Eén van de grote voordelen van deze extra ‘vrij opneembare verlofdagen’ was dat men zijn sociale, sportieve, kerkelijke of andere
contacten beter kon onderhouden.
Naar behoefte kon men een ‘losse dienst’ vrij nemen zolang de ‘minimum bezetting’ van een dienstdoende ploeg maar gewaarborgd
was. Zo kon iemand die uit principe liever niet op zondag werkte, die dag vrij nemen. Ook mensen die actief lid waren van een
sportclub, konden op deze manier trainingen bijwonen en wedstrijden spelen. Het verenigingsleven hoefde je niet te beëindigen
– een AV-dag gaf je de gelegenheid om activiteiten bij te wonen. Verjaardagen hoefde je niet perse af te zeggen en kon je d.m.v.

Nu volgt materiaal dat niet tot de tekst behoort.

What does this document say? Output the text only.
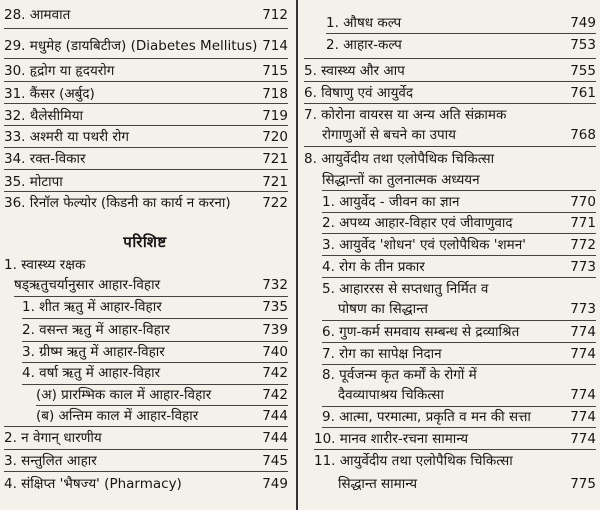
28. आमवात	712
29. मधुमेह (डायबिटीज) (Diabetes Mellitus) 714
30. हृद्रोग या हृदयरोग	715
31. कैंसर (अर्बुद)	718
32. थैलेसीमिया	719
33. अश्मरी या पथरी रोग	720
34. रक्त-विकार	721
35. मोटापा	721
36. रिनॉल फेल्योर (किडनी का कार्य न करना)	722
परिशिष्ट
1. स्वास्थ्य रक्षक
षड्ऋतुचर्यानुसार आहार-विहार	732
1. शीत ऋतु में आहार-विहार	735
2. वसन्त ऋतु में आहार-विहार	739
3. ग्रीष्म ऋतु में आहार-विहार	740
4. वर्षा ऋतु में आहार-विहार	742
(अ) प्रारम्भिक काल में आहार-विहार	742
(ब) अन्तिम काल में आहार-विहार	744
2. न वेगान् धारणीय	744
3. सन्तुलित आहार	745
4. संक्षिप्त 'भैषज्य' (Pharmacy)	749
1. औषध कल्प	749
2. आहार-कल्प	753
5. स्वास्थ्य और आप	755
6. विषाणु एवं आयुर्वेद	761
7. कोरोना वायरस या अन्य अति संक्रामक
रोगाणुओं से बचने का उपाय	768
8. आयुर्वेदीय तथा एलोपैथिक चिकित्सा
सिद्धान्तों का तुलनात्मक अध्ययन
1. आयुर्वेद - जीवन का ज्ञान	770
2. अपथ्य आहार-विहार एवं जीवाणुवाद	771
3. आयुर्वेद 'शोधन' एवं एलोपैथिक 'शमन'	772
4. रोग के तीन प्रकार	773
5. आहाररस से सप्तधातु निर्मित व
पोषण का सिद्धान्त	773
6. गुण-कर्म समवाय सम्बन्ध से द्रव्याश्रित	774
7. रोग का सापेक्ष निदान	774
8. पूर्वजन्म कृत कर्मों के रोगों में
दैवव्यापाश्रय चिकित्सा	774
9. आत्मा, परमात्मा, प्रकृति व मन की सत्ता	774
10. मानव शारीर-रचना सामान्य	774
11. आयुर्वेदीय तथा एलोपैथिक चिकित्सा
सिद्धान्त सामान्य	775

zo’n AV-dag op te nemen, toch vaak bijwonen.
Een ander ‘voordeel’ van deze ploegendienst was dat een gemiddelde werkweek 32,5 uur
telde! En er stond toch een ‘vol’ salaris tegenover omdat de zwaarte van de functies het
tekort aan arbeidsuren compenseerde. Ook de maandelijkse onregelmatigheid-
toeslag was altijd een prettige bijkomstigheid. Deze toeslag moesten de militairen ontberen
(die dat begrijpelijk niet leuk vonden en el eens tegensputterden) maar zij hadden weer een
gratis geneeskundige verzorging/verzekering terwijl de burgerambtenaren een volle
particuliere ziektekostenverzekering moesten betalen.
Natuurlijk heeft men in het begin van de jaren 70 (vorige eeuw) geprobeerd om de
gemiddelde werkweek voor burgers met een paar uur te verhogen door burgerpersoneel ook
de ochtend vóór de middagdienst, enkele uren in te zetten, maar dat was niet toegestaan op
de organieke functie en men moest dan zoeken naar andere werkzaamheden die door de
burgers op hun werkniveau uitgevoerd
zouden kunnen worden. Het bleek geen haalbare kaart en de extra uren verdwenen weer,
ook omdat duidelijk werd dat de organieke werkuren zwaar genoeg waren.
Erg in trek om vrij te nemen waren natuurlijk de nachtdiensten! Nam je die vrij, dan was je na
je ochtenddienst zomaar 2,5 dag aaneengesloten vrij en je bioritme raakte niet van slag!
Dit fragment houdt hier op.